Caminhar pelas páginas dos livros narrativos poéticos de Mia Couto também nos
resgata de um olhar padronizado para a língua portuguesa e para a visão europeísta
da linguagem. Temos que repensar, além da língua, além da sonoridade, além da
visão de literatura e de história partilhada e divulgada pelo ocidente. Há necessidade
de uma quebra de valores estagnados, para podermos adentrar em outra escritura.

Citaremos duas epígrafes que Mia Couto usou em Terra Sonâmbula:


Se dizia daquela terra que era sonâmbula. Porque enquanto os homens
dormiam, a terra se movia espaços e tempos afora. Quando despertavam,
os habitantes olhavam o novo rosto da paisagem e sabiam que, naquela
noite, eles tinham sido visitados pela fantasia do sonho.

Crença dos habitantes de Matimati

O que faz andar a estrada? É o sonho. Enquanto a gente sonhar a estrada


permanecerá viva. É para isso que servem os caminhos, para nos fazerem
parentes do futuro.

Fala de Tuahir

(COUTO, 2017).

Mia Couto ouve as vozes que lhe veem além do estar acordado, consciente; assim
como os habitantes de Matimati, povo que ele emprega à epígrafe para um de seus
mais conhecidos romances, o sonho apresenta fiapos de narrativas desconhecidas,
porém, possíveis e herdadas; como se através dos sonhos se pudesse vislumbrar ou
escutar outras vozes, de outras eras. O sonho representa mais esse escutar de traços
de antepassados do que o desejo de algum porvir diferente. Por outro lado, a segun-
da epígrafe, a fala de Tuahir, liga o passado ao futuro, justamente pelo sonho, essa
estrada que vem do passado, atravessa o presente e caminha para o futuro. Nessa
única palavra, o tempo e suas possibilidades se encontram, numa via única, porém
equívoca, ou seja, não com uma leitura única, ou unívoca, mas muitas encruzilhadas.
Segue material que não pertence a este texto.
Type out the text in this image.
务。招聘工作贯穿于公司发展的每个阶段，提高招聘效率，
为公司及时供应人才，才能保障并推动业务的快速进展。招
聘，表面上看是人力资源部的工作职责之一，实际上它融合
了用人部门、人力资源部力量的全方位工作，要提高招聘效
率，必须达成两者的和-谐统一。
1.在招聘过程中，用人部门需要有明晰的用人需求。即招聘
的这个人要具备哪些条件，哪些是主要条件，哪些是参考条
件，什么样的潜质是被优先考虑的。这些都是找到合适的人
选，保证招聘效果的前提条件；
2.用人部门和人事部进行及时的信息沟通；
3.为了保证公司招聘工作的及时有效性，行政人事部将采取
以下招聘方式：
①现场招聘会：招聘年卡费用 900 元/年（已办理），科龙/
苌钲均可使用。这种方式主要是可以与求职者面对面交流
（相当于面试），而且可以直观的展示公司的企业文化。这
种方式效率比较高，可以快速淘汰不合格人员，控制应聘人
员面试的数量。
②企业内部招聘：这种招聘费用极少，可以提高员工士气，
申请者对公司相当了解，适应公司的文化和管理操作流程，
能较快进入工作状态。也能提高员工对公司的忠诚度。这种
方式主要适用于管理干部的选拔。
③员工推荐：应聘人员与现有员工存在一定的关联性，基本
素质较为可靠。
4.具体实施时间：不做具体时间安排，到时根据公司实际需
Sugerimos como acesso à literatura de Mia Couto o romance Terra Sonâmbula, é im-
portante ler o texto na íntegra. Só a leitura individual provocará as próprias questões.
Indicamos ainda o já citado Estórias abensonhadas, o livro de contos do autor cuja
apresentação é:
Estas estórias foram escritas depois da guerra. Por incontáveis anos
as armas tinham vertido luto no chão de Moçambique. Estes textos
me surgiram entre as margens da mágoa e da esperança. Depois da
guerra, pensava eu, restavam apenas cinzas, destroços sem íntimo.
Tudo pesando, definitivo e sem reparo.

1
Disponível em: <https://goo.gl/xA97rd>.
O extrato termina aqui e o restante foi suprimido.